Carmakers instead turned out more than 700,000 pieces of PPE, including face shields, visors and gowns, to support the UK's healthcare workers.

The SMMT said it was the lowest monthly car output result since Second World War and it leaves year-to-date production down 27.6%.

It is now expected that annual production of cars in the UK this year will be below 1m units (1.3m units in 2019). The SMMT now expects sub-1 million units of UK car production for 2020 with lost production costing sector up to GBP12.5bn.

The exceptional month follows a particularly weak April 2019, when volumes fell 44.5% year on year due to temporary shutdowns as manufacturers sought to mitigate the impact of an expected end-March Brexit.

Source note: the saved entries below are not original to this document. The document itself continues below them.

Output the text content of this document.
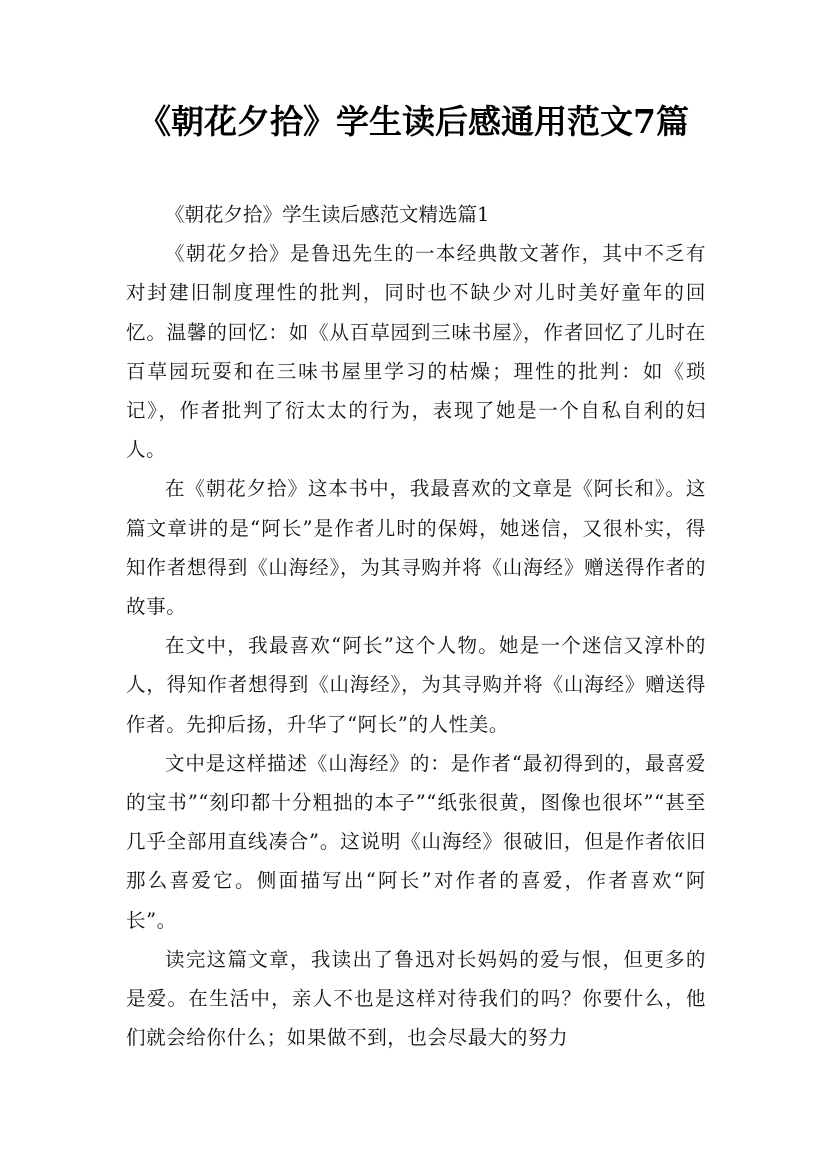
《朝花夕拾》学生读后感通用范文7篇

《朝花夕拾》学生读后感范文精选篇1

《朝花夕拾》是鲁迅先生的一本经典散文著作，其中不乏有对封建旧制度理性的批判，同时也不缺少对儿时美好童年的回忆。温馨的回忆：如《从百草园到三味书屋》，作者回忆了儿时在百草园玩耍和在三味书屋里学习的枯燥；理性的批判：如《琐记》，作者批判了衍太太的行为，表现了她是一个自私自利的妇人。

在《朝花夕拾》这本书中，我最喜欢的文章是《阿长和》。这篇文章讲的是“阿长”是作者儿时的保姆，她迷信，又很朴实，得知作者想得到《山海经》，为其寻购并将《山海经》赠送得作者的故事。

在文中，我最喜欢“阿长”这个人物。她是一个迷信又淳朴的人，得知作者想得到《山海经》，为其寻购并将《山海经》赠送得作者。先抑后扬，升华了“阿长”的人性美。

文中是这样描述《山海经》的：是作者“最初得到的，最喜爱的宝书”“刻印都十分粗拙的本子”“纸张很黄，图像也很坏”“甚至几乎全部用直线凑合”。这说明《山海经》很破旧，但是作者依旧那么喜爱它。侧面描写出“阿长”对作者的喜爱，作者喜欢“阿长”。

读完这篇文章，我读出了鲁迅对长妈妈的爱与恨，但更多的是爱。在生活中，亲人不也是这样对待我们的吗？你要什么，他们就会给你什么；如果做不到，也会尽最大的努力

Although the UK's 168,000 automotive manufacturing employees are now starting to return to work, with around half of the country's car and engine plants set to be operating by the end of May, factories  are scaling up production along different timescales and, with strict social distancing measures in place, output initially will be restricted with a predicted loss of up to some 400,000 units by year end, compared with the January outlook, and a cost to industry of up to £12.5 billion at factory gate prices.

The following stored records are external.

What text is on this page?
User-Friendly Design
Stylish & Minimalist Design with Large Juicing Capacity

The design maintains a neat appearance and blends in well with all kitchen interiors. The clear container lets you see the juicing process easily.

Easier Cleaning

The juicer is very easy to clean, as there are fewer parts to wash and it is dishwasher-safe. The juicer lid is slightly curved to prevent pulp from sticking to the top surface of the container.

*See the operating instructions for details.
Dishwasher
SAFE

Mike Hawes, SMMT Chief Executive, said: "With the UK's car plants mothballed in April, these figures aren't surprising but they do highlight the tremendous challenge the industry faces, with revenues effectively slashed to zero last month. Manufacturers are starting to emerge from prolonged shutdown into a very uncertain world and ramping up production will be a gradual process, so we need government to work with us to accelerate this fundamentally strong sector's recovery, stimulate investment and safeguard jobs. Support to get all businesses through this short-term turmoil will ensure the UK's many globally-renowned brands can continue to make the products that remain so desirable to consumers the world over and, in turn, help deliver long-term prosperity for Britain."